# igb aim not working



## chrcol (Sep 9, 2017)

I been having issues on a unit I use for pfsense routing (based on FreeBSD 11.0), and recently discovered it starts random packetloss at just 2000 pps.

The network hardware is a mini pci-x intel i350 with 2 ports.  It uses the igb driver.

I have tried various things but will stick to what the behaviour is at default settings.

At default msix is enabled, 4 queues (4 cpu cores), netisr will do direct dispatch.

I observe for the 2000 pps and about 70mbit throughput (download from meganz), there is about 8000 interrupts generated per queue.  Which seems excessive, another observation is if I toggle 'aim' adaptive interrupt moderation, then the generated interrupts do not change at all.  It is as if 'aim' is not working.

After a few days of getting nowhere, I decided to enable polling just to see if my interrupt hunch was correct, and low and behold it can handle downloading from meganz (and other high threaded sources) just fine, packet loss gone.  Polling is supposedly useless on new hardware but seems not in my case.

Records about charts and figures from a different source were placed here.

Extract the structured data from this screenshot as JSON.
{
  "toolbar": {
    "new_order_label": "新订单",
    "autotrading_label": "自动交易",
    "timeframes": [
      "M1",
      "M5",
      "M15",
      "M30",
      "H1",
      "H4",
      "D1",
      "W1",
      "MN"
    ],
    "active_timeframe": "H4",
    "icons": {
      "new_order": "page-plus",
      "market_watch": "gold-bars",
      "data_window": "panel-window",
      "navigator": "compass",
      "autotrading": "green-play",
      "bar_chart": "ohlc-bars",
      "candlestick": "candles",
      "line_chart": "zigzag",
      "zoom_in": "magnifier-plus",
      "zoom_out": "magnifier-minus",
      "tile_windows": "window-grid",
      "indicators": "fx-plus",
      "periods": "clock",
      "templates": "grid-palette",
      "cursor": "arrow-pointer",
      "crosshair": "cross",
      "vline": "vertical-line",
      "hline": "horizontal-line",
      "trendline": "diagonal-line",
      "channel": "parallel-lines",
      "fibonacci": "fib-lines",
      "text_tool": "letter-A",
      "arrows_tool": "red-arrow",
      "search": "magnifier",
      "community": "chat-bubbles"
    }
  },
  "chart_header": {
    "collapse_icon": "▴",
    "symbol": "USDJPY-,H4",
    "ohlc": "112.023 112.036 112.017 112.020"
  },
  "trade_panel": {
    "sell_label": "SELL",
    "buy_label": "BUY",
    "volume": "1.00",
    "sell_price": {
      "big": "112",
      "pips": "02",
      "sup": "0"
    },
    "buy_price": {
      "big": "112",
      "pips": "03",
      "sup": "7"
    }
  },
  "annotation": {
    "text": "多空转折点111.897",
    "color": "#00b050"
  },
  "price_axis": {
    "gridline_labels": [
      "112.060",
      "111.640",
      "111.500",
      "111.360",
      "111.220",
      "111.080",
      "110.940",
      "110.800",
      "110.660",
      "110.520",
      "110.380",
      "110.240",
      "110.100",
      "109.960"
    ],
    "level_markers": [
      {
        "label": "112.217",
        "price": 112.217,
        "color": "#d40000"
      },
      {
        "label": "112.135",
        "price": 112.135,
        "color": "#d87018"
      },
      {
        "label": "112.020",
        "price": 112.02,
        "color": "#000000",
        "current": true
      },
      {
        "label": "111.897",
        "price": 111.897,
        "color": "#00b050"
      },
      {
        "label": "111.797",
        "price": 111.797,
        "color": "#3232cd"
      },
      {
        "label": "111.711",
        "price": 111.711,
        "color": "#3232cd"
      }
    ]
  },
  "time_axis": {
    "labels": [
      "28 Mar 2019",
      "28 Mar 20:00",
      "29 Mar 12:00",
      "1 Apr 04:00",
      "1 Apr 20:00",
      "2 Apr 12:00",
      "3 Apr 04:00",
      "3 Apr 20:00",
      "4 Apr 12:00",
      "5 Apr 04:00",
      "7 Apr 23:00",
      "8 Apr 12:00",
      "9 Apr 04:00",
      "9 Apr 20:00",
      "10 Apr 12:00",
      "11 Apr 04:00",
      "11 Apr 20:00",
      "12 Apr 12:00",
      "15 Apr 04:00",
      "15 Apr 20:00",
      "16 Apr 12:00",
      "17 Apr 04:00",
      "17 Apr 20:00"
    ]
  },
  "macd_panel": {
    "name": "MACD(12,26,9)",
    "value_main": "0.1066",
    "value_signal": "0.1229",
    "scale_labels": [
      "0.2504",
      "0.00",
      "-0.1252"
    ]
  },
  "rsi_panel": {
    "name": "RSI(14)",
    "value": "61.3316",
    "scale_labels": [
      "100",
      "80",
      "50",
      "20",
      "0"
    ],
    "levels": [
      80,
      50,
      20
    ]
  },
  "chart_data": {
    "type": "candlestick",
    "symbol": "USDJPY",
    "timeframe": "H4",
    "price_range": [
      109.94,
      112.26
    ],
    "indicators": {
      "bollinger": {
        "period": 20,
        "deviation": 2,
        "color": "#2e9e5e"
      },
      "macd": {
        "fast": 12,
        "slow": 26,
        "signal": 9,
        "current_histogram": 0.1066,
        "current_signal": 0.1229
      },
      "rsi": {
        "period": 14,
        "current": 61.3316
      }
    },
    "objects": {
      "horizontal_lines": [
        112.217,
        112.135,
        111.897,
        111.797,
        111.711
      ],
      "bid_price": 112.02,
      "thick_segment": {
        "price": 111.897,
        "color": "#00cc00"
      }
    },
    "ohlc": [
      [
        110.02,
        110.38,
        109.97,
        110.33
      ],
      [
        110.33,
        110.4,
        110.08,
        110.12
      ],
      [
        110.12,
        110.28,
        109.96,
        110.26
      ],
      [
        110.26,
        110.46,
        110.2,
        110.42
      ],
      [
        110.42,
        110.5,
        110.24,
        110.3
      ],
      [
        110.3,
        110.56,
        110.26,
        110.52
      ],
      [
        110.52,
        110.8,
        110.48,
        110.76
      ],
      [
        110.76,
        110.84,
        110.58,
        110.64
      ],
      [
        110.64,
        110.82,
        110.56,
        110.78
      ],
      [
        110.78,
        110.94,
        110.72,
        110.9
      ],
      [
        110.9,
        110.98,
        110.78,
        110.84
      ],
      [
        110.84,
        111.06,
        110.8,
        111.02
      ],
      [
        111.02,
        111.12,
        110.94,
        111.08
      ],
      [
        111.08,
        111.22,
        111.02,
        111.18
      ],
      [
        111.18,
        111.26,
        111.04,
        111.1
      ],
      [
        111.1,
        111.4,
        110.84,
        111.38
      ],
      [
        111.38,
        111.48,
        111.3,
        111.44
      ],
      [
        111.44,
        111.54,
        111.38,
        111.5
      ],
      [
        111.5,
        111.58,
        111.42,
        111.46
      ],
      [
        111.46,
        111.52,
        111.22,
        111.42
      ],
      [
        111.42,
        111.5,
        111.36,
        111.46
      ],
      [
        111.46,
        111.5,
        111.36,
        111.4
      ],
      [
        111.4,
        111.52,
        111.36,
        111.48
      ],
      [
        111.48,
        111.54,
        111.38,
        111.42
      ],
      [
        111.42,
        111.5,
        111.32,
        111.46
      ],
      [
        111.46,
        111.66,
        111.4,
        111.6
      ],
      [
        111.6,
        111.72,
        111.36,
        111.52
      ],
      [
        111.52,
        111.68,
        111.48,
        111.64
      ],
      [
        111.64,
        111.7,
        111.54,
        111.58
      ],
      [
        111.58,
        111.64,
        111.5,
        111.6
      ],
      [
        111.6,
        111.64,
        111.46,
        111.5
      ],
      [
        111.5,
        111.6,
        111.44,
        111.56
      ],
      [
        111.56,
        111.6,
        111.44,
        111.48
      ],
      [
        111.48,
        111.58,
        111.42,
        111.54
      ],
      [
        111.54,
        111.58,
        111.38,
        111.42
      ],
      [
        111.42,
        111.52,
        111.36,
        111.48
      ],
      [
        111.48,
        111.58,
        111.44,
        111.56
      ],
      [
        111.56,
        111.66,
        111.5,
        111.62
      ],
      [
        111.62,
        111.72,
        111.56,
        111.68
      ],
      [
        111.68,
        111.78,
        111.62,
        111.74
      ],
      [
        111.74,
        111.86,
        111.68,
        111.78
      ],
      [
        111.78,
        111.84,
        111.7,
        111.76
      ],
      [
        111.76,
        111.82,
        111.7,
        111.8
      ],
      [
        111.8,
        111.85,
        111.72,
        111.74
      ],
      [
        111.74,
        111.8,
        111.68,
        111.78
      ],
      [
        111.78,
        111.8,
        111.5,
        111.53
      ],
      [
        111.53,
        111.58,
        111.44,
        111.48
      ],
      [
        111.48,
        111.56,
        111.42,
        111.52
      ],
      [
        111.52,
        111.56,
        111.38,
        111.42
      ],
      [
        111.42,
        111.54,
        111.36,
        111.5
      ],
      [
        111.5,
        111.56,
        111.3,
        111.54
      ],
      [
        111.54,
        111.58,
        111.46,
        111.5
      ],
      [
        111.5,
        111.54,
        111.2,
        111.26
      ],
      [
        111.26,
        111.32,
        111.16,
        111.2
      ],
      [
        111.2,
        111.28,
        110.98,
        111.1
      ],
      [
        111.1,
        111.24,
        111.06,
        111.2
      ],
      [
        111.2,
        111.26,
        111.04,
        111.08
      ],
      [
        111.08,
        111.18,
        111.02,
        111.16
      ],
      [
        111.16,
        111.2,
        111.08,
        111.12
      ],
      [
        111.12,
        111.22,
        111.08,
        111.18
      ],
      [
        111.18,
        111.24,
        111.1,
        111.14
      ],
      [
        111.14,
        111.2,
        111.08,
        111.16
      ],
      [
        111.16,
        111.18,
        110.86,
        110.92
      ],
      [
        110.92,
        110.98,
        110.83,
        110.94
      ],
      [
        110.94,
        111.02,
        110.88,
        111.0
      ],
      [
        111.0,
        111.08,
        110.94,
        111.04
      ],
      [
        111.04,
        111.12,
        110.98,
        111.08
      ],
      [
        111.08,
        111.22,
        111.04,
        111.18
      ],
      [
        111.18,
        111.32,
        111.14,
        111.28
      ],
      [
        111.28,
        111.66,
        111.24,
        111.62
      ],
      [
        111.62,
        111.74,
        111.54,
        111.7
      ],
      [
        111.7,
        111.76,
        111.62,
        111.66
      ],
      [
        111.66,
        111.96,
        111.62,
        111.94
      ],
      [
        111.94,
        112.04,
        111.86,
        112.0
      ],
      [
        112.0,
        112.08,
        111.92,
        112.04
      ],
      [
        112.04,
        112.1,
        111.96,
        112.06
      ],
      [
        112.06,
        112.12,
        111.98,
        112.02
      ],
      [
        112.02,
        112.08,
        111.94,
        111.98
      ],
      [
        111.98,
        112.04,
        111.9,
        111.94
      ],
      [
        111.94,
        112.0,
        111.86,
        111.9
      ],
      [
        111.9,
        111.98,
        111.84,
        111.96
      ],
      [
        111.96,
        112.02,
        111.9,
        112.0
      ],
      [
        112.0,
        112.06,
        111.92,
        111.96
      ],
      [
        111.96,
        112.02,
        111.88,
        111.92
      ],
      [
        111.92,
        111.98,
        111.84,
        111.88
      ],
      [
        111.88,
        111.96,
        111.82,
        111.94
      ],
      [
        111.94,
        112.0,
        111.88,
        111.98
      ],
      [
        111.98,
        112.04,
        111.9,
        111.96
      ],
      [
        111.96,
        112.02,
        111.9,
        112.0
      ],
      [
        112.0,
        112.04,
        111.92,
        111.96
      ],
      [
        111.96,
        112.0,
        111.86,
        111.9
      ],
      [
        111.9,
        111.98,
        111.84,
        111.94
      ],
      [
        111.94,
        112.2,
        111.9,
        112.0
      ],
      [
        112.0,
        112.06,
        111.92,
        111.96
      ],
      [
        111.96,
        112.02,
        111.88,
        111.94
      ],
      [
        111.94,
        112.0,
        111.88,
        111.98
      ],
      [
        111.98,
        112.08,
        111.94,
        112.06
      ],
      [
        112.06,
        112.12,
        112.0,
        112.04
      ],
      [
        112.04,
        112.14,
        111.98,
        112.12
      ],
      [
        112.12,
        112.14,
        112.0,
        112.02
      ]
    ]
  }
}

I am aware there is fake intel cards on the market so I now suspect mine might be fake but I welcome other insights.


----------



## JanJurkus (Sep 9, 2017)

I thought updating the firmware/boot rom would only make a difference when using the card to boot from.
However,  this thread says something different. So you might want to try that.


----------



## SirDice (Sep 11, 2017)

chrcol said:


> I been having issues on a unit I use for pfsense routing (based on FreeBSD 11.0)


PC-BSD, FreeNAS, NAS4Free, and all other FreeBSD Derivatives


----------